Oireachtas Joint and Select Committees

Thursday, 8 February 2018

Joint Oireachtas Committee on the Implementation of the Good Friday Agreement

Legacy Issues Affecting Victims and Relatives in Northern Ireland: Discussion (Resumed)

2:10 pm

Photo of Maureen O'SullivanMaureen O'Sullivan (Dublin Central, Independent) | Oireachtas source

I have read the submission and I have listened to the commission representatives' answers to my colleagues, which have covered some of my points. Legacy is a complex aspect of all post-conflict countries. When we consider Rwanda, South Africa and the former Yugoslavia, I get the sense that some other countries have been more progressive than we have here.

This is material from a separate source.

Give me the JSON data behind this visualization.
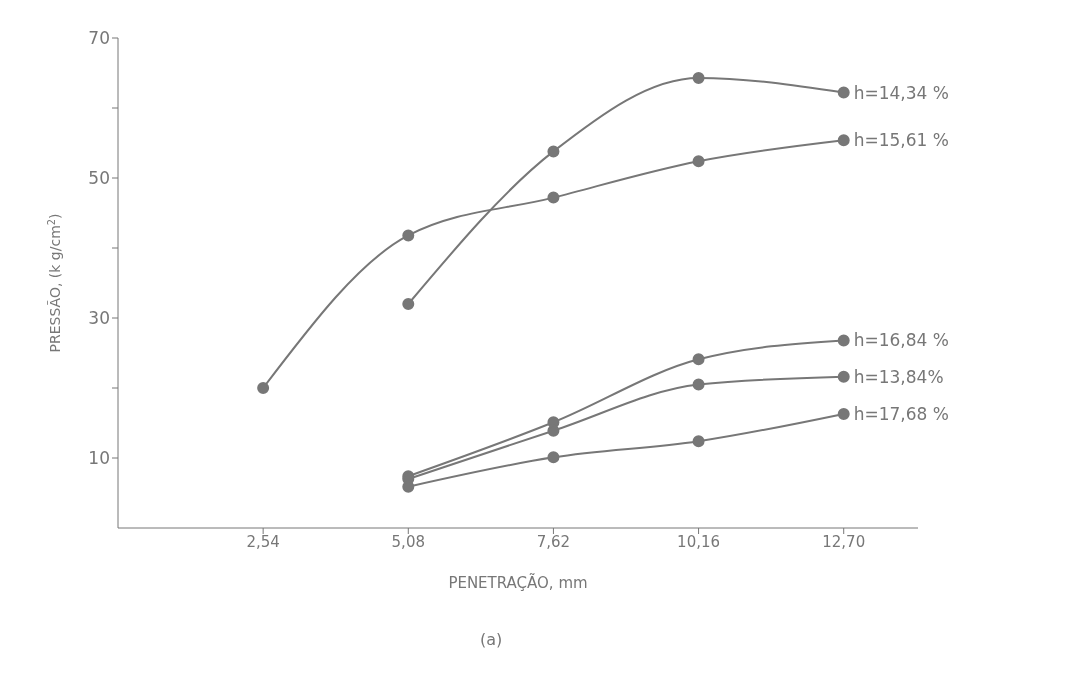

As people wait longer and longer they go in to a different frame of mind. The longer it goes on I believe it becomes more angry and more punitive. They are almost looking for heads on a plate because they have been left so long. If we could get to the basic conversation; do we draw a line under it and say there will be no prosecutions in the interest of getting to the truth and the information that would satisfy so many people?

From other legacy issue situations, such as the Dublin-Monaghan bombings, the hooded men and so on, we know how the British Government has been less than forthcoming. We have raised the issue with our own Ministers here and they say they raise it all the time but there seems to be little or no progress. I get the impression, certainly, that we are moving backwards with the British Government in that regard. Initially it was about the children of survivors but now we are talking about the grandchildren of survivors. It is so unfair and it fuels disaffection and disengagement in some communities. Not having a government in the North has contributed to this also.